Assim que embarco na minha first class, beberico meu champagne cuvée, às 11 da manhã ( Afe, Maria! É muito cedo pra beber álcool!) e esqueço todos os impropérios vividos esta manhã. Não me lembro a primeira vez que pus meus pés num avião por ser muito pequeno, mas uma coisa eu sei: minhas viagens na infância não eram nos mesmos padrões em que estou acostumado hoje em dia.
 
 
 
 
O que me fascina na primeira classe, não e o fato da comissária saber meu nome, de haver várias opções de pratos quentes, servidos quando eu desejar, do champã jorrar mais do que água nas Cataratas do Iguaçú ou de comer caviar iraniano; o que eu preso muito é o assento, que vira uma cama, quase tão comfortável quanto à minha. Não sou de comer nos meus vôos, até porquê,  uma coisa é você comer num restaurante, e outra é estar a milhares de pés de altura, onde as iguarias e vinho sofrem uma alteração considerável. Você deve estar achando que é frescura de minha parte, mas juro que não é!
 
 
Acabo de sobrevor a Irlanda, e o imenso Atlântico começa a surgir, assim como o medo de ter que sobrevoá-lo por mais de 6 horas até Washington. Para espantar o pensamento, escolho um dos 20 filmes. Fiquei com o “Diabo veste Prada”, que na minha modesta opinão, quem salva o filme é a talentosa Maryl Streep, já que a trama é mais velha que a minha avó: mocinha em busca de êxito na Big Apple está manjada.
 
 
 
Mal eu sabia que 4 horas mais tarde eu estaria sobrevoando Nova Iorque, escutando “ Native New Yorker –clássico do grupo Odyssey- no meu iPod, com um dia de muito sol, o que possibilitava ver muitas áreas da cidade, inclusive vários barcos partindo do Battersea Pier, na pontinha de Manhattan, a estátua da Liberdade, o imponente Rio Hudson. Tenho um ótimo senso de posicionamento geográfico. Amo geografia, países, povos e tal...Ainda criança, ficava observando o meu primeiro atlas e, jamais poderia imaginar, que um dia iria ter visitado todos os continentes e que o mundo ia se tornar pequeno para mim.
 
 
 
A primeira coisa que me veio à cabeça quando desembarquei no aeroporto de Dulles, localizado no estado de Virgínia, foi a palavra guerra por conta dos caminhões, com rodas gigantescas, que levam os passageiros dos aviões até o setor de imigração e chegada. Não tive problema para entrar. Fui tratado como todos deveriam ser em qualquer parte do mundo:com respeito. Meu passaporte europeu, cor bordeaux, abre portas e para um oficial norte-americano eu não desperto suspeitas. Só dando um flashback: muitos dos terroristas do Setembro 11 eram portadores de passaportes britânicos – portanto europeus também, entende?
 
 
Para chegar ao centro de Washington, só mesmo o velho e bom taxi, que se levarmos em consideração a distância – uns 60 km – até que sai em conta: 60 dólares. Sinais de um trânsito caótico mostram que os americanos não são tão bons-de-roda assim. Tirar a carteira de motorista é algo fácil – eles aprendem ainda na escola.

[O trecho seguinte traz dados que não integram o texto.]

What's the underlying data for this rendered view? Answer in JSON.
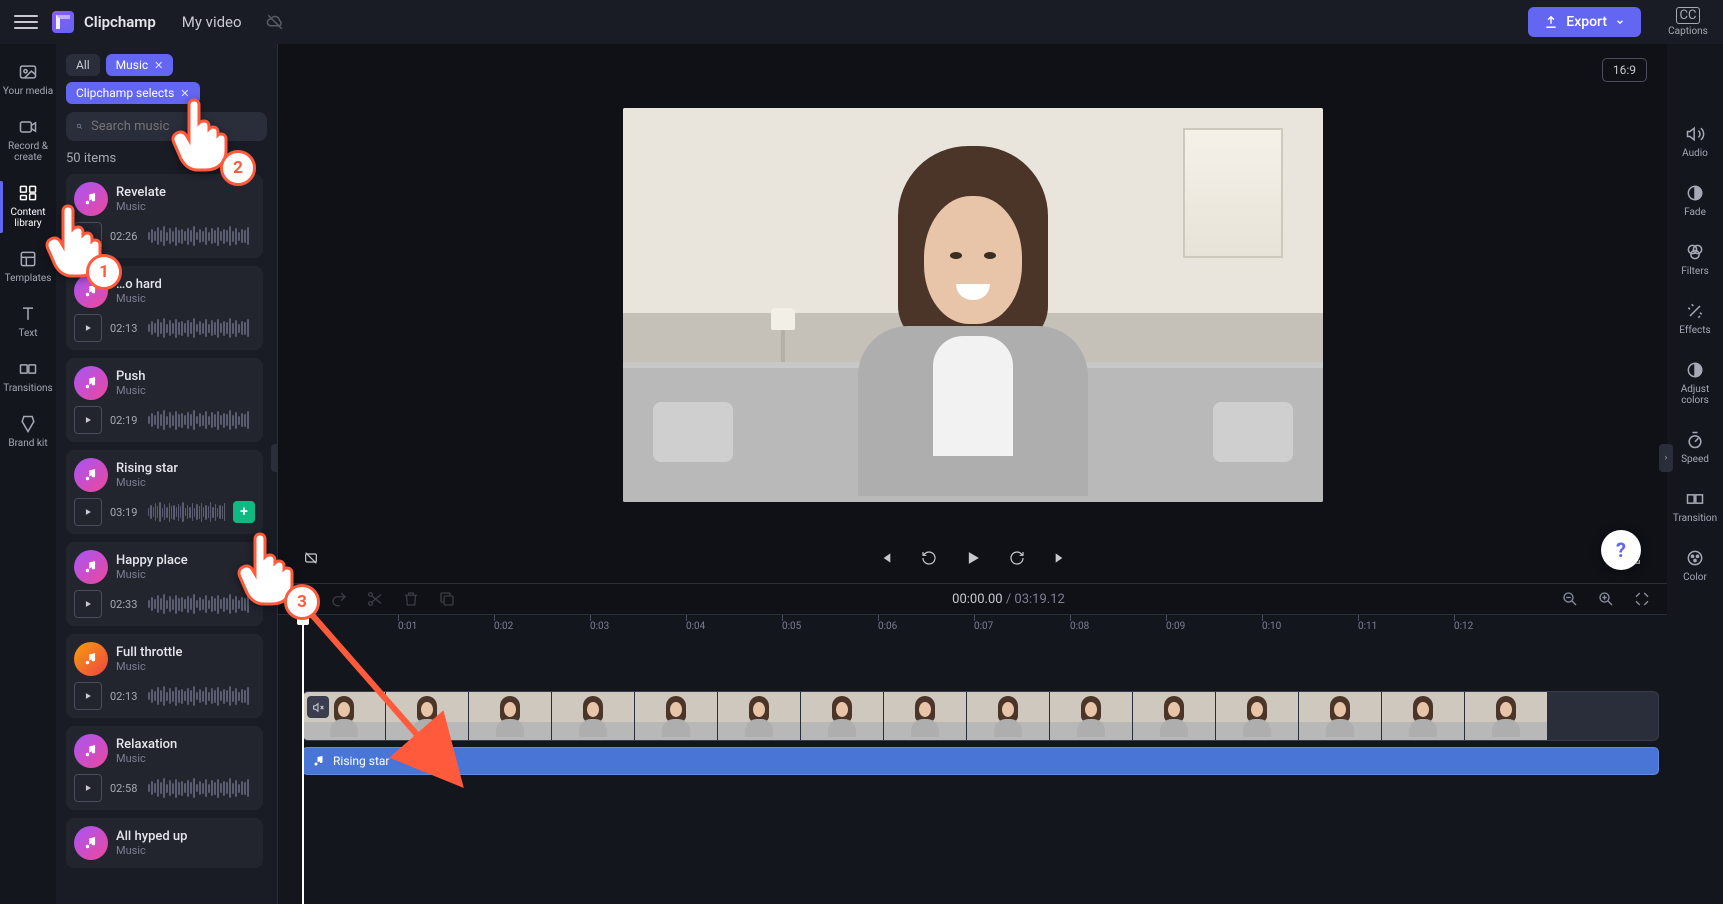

Fiquei instalado bem perto da Casa Branca, no Madison Hotel, que é praticamente um business hotel. Muito bom, chic no último, localizado em NW (Northwest). A primeira coisa que fiz foi me enfiar nas lojas e fazer umas comprinhas com o Dirk.  A melhor área para shopping e badalar é Georgetown, que goza de botiques, bares e restrôs com um certo flair europeu.
 
Washington no geral é limpérrima, cheia de parques e belíssimos lagos e monumentos, mas tem que ser assim, ja que é o espelho do todo poderoso Estados Unidos da América, com várias missões diplomáticas, o IMF ou FMI(para nós, com quem nosso País tinha uma dívida horrenda) etc...Mas mesmo ali no centro - uma das partes ricas - sinais das mazelas daquela sociedade se espalham por suas belas praças.
 
 
Na maioria, negros, descriminados, ou que não se enquadram nos padroes da sociedade local, daí caem no mundo. Até eu, que estou no topo da pirâmide social, fui vítima de racismo por lá. As pessoas sao muito hostis, mas nada que a minha arrogância não dê jeito na falta de educação deles. Brancos e negros vivem sagregados, o que é triste.
 
A maioria da população em Washington, DC é afro-americana, e vive em subúrbios da capital do “império-sanguinário de Bush”. Tais bairros podem ser tão perigosos quanto à qualquer favela, mas porque estamos falando de Estados Unidos, muita gente passa a ignorar o assunto e tenta esconder o sol com a peneira.  Logo pensei: “ Como Condolezza Rice, sendo black, pode estar num cargo de poder, ainda mais no governo de um Bush da vida?” Há coisas que nem Deus explica!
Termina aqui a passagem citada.